Cincinnati Parks Giving Away Free Trees to Plant in Your Yard to Help Urban Tree Canopy

The tree canopy offsets the "impacts of air pollution, urban heat island effect, residential energy demands and storm water management." Cincinnati Parks' goal is to get every neighborhood to 40% canopy coverage.

click to enlarge An Eastern Redbud in Greater Cincinnati - PHOTO: GREG HUME
Photo: Greg Hume
An Eastern Redbud in Greater Cincinnati

For the 33rd year, Cincinnati Parks is giving away free trees as part of its ReLeaf effort to help build the city's tree canopy.

The "tree canopy" is a term used to describe how many trees and how much coverage they provide in order to offset the "impacts of air pollution, urban heat island effect, residential energy demands and storm water management," says Cincinnati Parks. 

"Just one large canopy deciduous tree, such as an oak or sycamore, can help control 400 to 1,000 gallons of stormwater through canopy interception.

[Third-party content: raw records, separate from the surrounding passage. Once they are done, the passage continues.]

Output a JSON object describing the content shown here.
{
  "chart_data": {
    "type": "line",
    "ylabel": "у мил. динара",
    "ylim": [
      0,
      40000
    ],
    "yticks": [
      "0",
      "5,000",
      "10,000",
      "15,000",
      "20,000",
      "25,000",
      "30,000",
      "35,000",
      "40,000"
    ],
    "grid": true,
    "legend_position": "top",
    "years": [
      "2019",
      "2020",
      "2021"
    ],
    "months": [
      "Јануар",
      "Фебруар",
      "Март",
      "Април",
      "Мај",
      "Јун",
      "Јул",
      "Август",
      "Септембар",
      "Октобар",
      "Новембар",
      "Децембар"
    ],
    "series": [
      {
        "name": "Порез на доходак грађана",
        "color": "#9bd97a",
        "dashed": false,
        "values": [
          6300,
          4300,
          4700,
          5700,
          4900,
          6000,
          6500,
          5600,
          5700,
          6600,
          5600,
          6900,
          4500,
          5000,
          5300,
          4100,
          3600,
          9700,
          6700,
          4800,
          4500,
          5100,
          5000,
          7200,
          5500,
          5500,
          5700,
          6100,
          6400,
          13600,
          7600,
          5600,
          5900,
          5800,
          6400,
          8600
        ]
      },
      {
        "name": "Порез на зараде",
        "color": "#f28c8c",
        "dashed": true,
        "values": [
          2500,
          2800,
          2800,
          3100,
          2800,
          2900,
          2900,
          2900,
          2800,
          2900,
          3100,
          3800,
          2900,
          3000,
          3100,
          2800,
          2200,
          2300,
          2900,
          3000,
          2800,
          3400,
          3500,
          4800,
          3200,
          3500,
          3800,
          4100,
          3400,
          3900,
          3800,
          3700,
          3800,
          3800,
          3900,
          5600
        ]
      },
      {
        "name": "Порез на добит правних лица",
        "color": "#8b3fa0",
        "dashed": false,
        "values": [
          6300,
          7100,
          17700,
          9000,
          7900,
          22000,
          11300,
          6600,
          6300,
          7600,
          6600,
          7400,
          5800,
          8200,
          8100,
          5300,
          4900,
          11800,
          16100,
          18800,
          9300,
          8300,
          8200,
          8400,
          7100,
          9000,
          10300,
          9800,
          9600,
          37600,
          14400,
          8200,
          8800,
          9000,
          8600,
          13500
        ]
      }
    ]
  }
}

This benefits homeowners by adding shade, beauty, reducing soil erosion, and managing flooding from rainfall."

Cincinnati Parks' goal is to get every neighborhood in the city to a 40% canopy coverage. Last year, it was at 38%, according to the Cincinnati Park Board's Division of Natural Resources.

In August 2020 the city's Office of Environment & Sustainability evaluated Cincinnati's trees and how their existence — or lack thereof — was impacting the heat index in area neighborhoods

The report showed just how hot things can become in the region’s “heat islands," which, when mapped, starkly overlap with lower-income neighborhoods and areas with larger Black populations. The region’s hottest areas featured roadways “with sparse vegetation,” the report noted, while tree-shaded neighborhoods “keep neighborhoods cool during summer heatwaves and lower the risk of heat-related illness for residents.”

And the neighborhoods with minimal tree canopies are the ones that Cincinnati Parks is first highlighting in its tree giveaway.

Residents in Mt. Adams (31% canopy); Walnut Hills (33%); East End (30%); Avondale (37%); Lower Price Hill (20%); Queensgate (10%); West End (14%); Over-the-Rhine (13%); Downtown (7%); Corryville (14%); Pendleton (12%); Camp Washington (8%); Carthage (33%); Hartwell (37%); Roselawn (26%); Bond Hill (25%); Madisonville (36%); Oakley (26%); Evanston (31%) and Linwood (28%) have been able to request a free tree to plant in their yard since Aug. 21.

Applications for all other Cincinnati residents open at 8 a.m. Sept. 4.

Planting must follow specific guidelines. Cincinnati Parks says it is ideal to place a tree in your backyard as well as "in community entryways, street triangles, areas near street intersections and public frontages along major streets." 

See full planting guidelines on the registration page at cincinnatiparks.regfox.com/releaf-application.

Trees available for free this year — via a partnership with MadTree Brewing, Macy’s and the Cincinnati Parks Foundation — include the Eastern Redbud, Sugarberry, Tuliptree, Swamp White Oak, Baldcypress, Red Maple, Allegheny Serviceberry, Pawpaw and Blue Beech. Descriptions of each tree and its needs are available at cincinnatiparks.com.

While the Office of Environment & Sustainability's 2020 report itself and press briefing described the heat distribution as “inequitable” and “disproportionate,” the actual context of the imbalance is only hinted at. While tracking heat islands, the 2020 heat map was visibly similar to those that track the city’s demographicshousehold income, and history of redlining

The 2020 heat map - PHOTO: CITY OF CINCINNATI'S OFFICE OF ENVIRONMENT & SUSTAINABILITY
Photo: City of Cincinnati's Office of Environment & Sustainability
The 2020 heat map

The lack of a tree canopy in lower-income and urban neighborhoods is not an uncommon issue.

In 2018 the city passed a version of the Green Cincinnati Plan with components woven throughout to help the city adapt to changes in weather patterns and equity efforts to attempt to keep the city’s most vulnerable residents from bearing the brunt of the burden. One of the major resiliency recommendations: increase the city’s tree canopy to shield communities from ever-increasing heat in the summer and to soak up water from those massive rainfall events. 

Cincinnati Parks has received grants through the Ohio Department of Natural Resources to monitor canopy coverage every 10 years and contract geospatial services. 

"In Cincinnati, this information has been used to guide focused planting efforts where trees would be most beneficial to address environmental issues like excess heat and storm water," reads a release from last year.

This information, along with a detailed analysis of air quality issues, "will be put to work to develop and implement targeted planting plans in communities with the greatest need," said Cincinnati Parks.